The children, Green noticed, seemed to walk an inch taller after completing a climb, ensuring they kept away from the temptations of the crime-ridden streets of Rocinha, Rio’s biggest favela.
Rocinha was only “pacified” a little over two years ago when armed police drove out the drug gangs, and the criminals are fighting a constant battle to regain control.
Young teenagers are prime recruiting targets, and rock climbing provided a “hook” to take them away from that world. The backgrounds of the children taking part in the courses are varied, but they all have something to gain from the activity.
“At the end of the session they are almost glowing with pride,” Green says. “A lot don’t get to the top, but we have ways of encouraging them. Sometimes they do, and they have never seen their own city from that angle before.
“It’s an innovative and engaging way of getting these kids into a safe group of friends where they can learn and have good role models.”
The children’s club needed climbing equipment that was readily available in Scotland, so Green started running collection points at climbing walls for donated shoes, helmets and ropes.
Calling on his friends, Green recruited magazine journalist Matt Ray and his cousin Tom Ray, an IT specialist at cloud computing firm Cloudreach, to set up a charity to raise money for the climbing school. They decided on a remit that will allow the set-up to raise money for groups around the world – Edinburgh and London are already in their sights.

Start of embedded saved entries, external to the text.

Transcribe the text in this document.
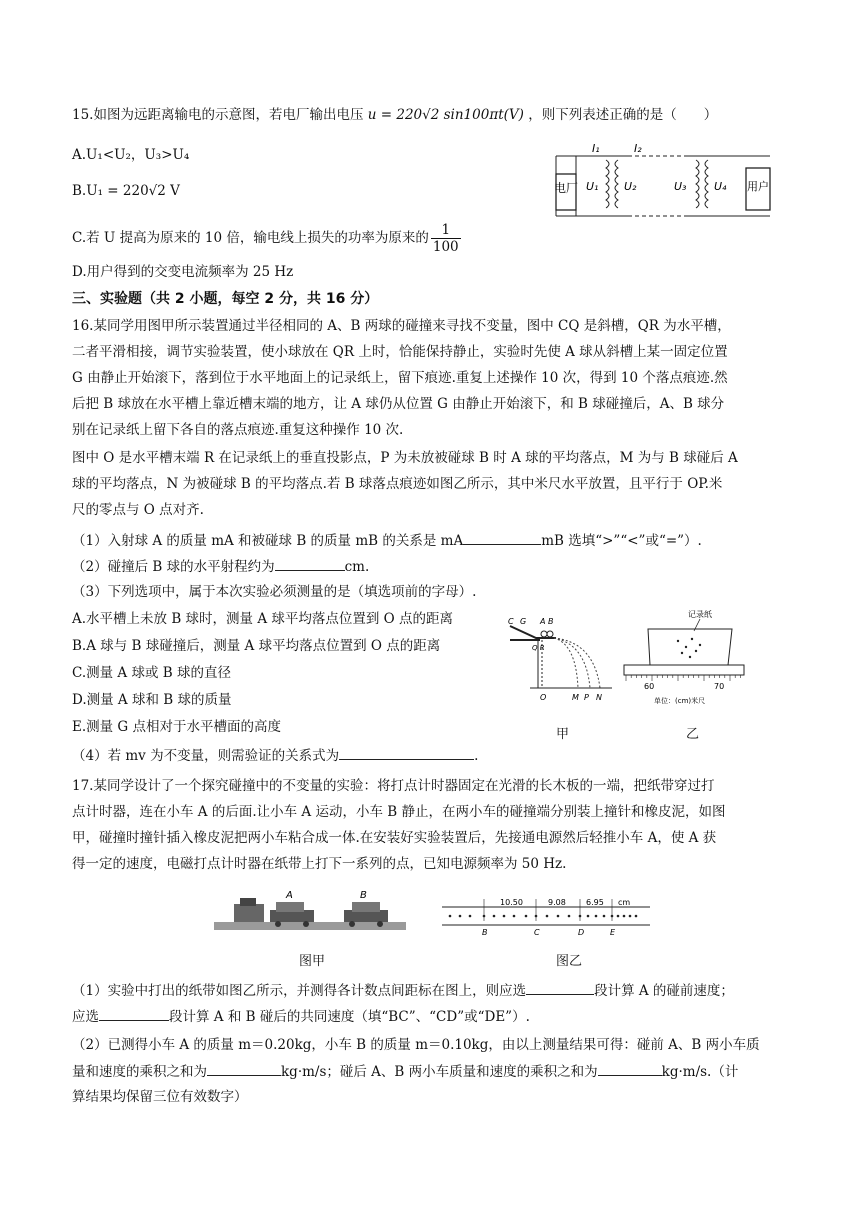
15.如图为远距离输电的示意图，若电厂输出电压 u = 220√2 sin100πt(V) ，则下列表述正确的是（　　）
A.U₁<U₂，U₃>U₄
B.U₁ = 220√2 V
C.若 U 提高为原来的 10 倍，输电线上损失的功率为原来的 $\frac{1}{100}$
D.用户得到的交变电流频率为 25 Hz
电厂 U₁ U₂
I₁	I₂
U₃	U₄ 用户
三、实验题（共 2 小题，每空 2 分，共 16 分）
16.某同学用图甲所示装置通过半径相同的 A、B 两球的碰撞来寻找不变量，图中 CQ 是斜槽，QR 为水平槽，
二者平滑相接，调节实验装置，使小球放在 QR 上时，恰能保持静止，实验时先使 A 球从斜槽上某一固定位置
G 由静止开始滚下，落到位于水平地面上的记录纸上，留下痕迹.重复上述操作 10 次，得到 10 个落点痕迹.然
后把 B 球放在水平槽上靠近槽末端的地方，让 A 球仍从位置 G 由静止开始滚下，和 B 球碰撞后，A、B 球分
别在记录纸上留下各自的落点痕迹.重复这种操作 10 次.
图中 O 是水平槽末端 R 在记录纸上的垂直投影点，P 为未放被碰球 B 时 A 球的平均落点，M 为与 B 球碰后 A
球的平均落点，N 为被碰球 B 的平均落点.若 B 球落点痕迹如图乙所示，其中米尺水平放置，且平行于 OP.米
尺的零点与 O 点对齐.
（1）入射球 A 的质量 mA 和被碰球 B 的质量 mB 的关系是 mA	mB 选填“>”“<”或“=”）.
（2）碰撞后 B 球的水平射程约为	cm.
（3）下列选项中，属于本次实验必须测量的是（填选项前的字母）.
A.水平槽上未放 B 球时，测量 A 球平均落点位置到 O 点的距离
B.A 球与 B 球碰撞后，测量 A 球平均落点位置到 O 点的距离
C.测量 A 球或 B 球的直径
D.测量 A 球和 B 球的质量
E.测量 G 点相对于水平槽面的高度
（4）若 mv 为不变量，则需验证的关系式为	.
C G A B
Q R
O	M P N
记录纸
60	70
单位：(cm)米尺
甲	乙
17.某同学设计了一个探究碰撞中的不变量的实验：将打点计时器固定在光滑的长木板的一端，把纸带穿过打
点计时器，连在小车 A 的后面.让小车 A 运动，小车 B 静止，在两小车的碰撞端分别装上撞针和橡皮泥，如图
甲，碰撞时撞针插入橡皮泥把两小车粘合成一体.在安装好实验装置后，先接通电源然后轻推小车 A，使 A 获
得一定的速度，电磁打点计时器在纸带上打下一系列的点，已知电源频率为 50 Hz.
A	B
10.50	9.08	6.95 cm
B	C	D	E
图甲	图乙
（1）实验中打出的纸带如图乙所示，并测得各计数点间距标在图上，则应选	段计算 A 的碰前速度；
应选	段计算 A 和 B 碰后的共同速度（填“BC”、“CD”或“DE”）.
（2）已测得小车 A 的质量 m＝0.20kg，小车 B 的质量 m＝0.10kg，由以上测量结果可得：碰前 A、B 两小车质
量和速度的乘积之和为	kg·m/s；碰后 A、B 两小车质量和速度的乘积之和为	kg·m/s.（计
算结果均保留三位有效数字）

Urban Uprising, launched last month, has quickly won support from the Scottish climbing community, as well as gaining corporate backing. Already it is looking beyond its goals in Rocinha to what it can achieve elsewhere, not just using rock climbing but other so-called extreme sports that have the potential to develop young characters.
In Brazil, Urban Uprising is already supporting a teaching programme, providing youngsters with life skills and in some cases encouraging them into work as instructors or guides themselves.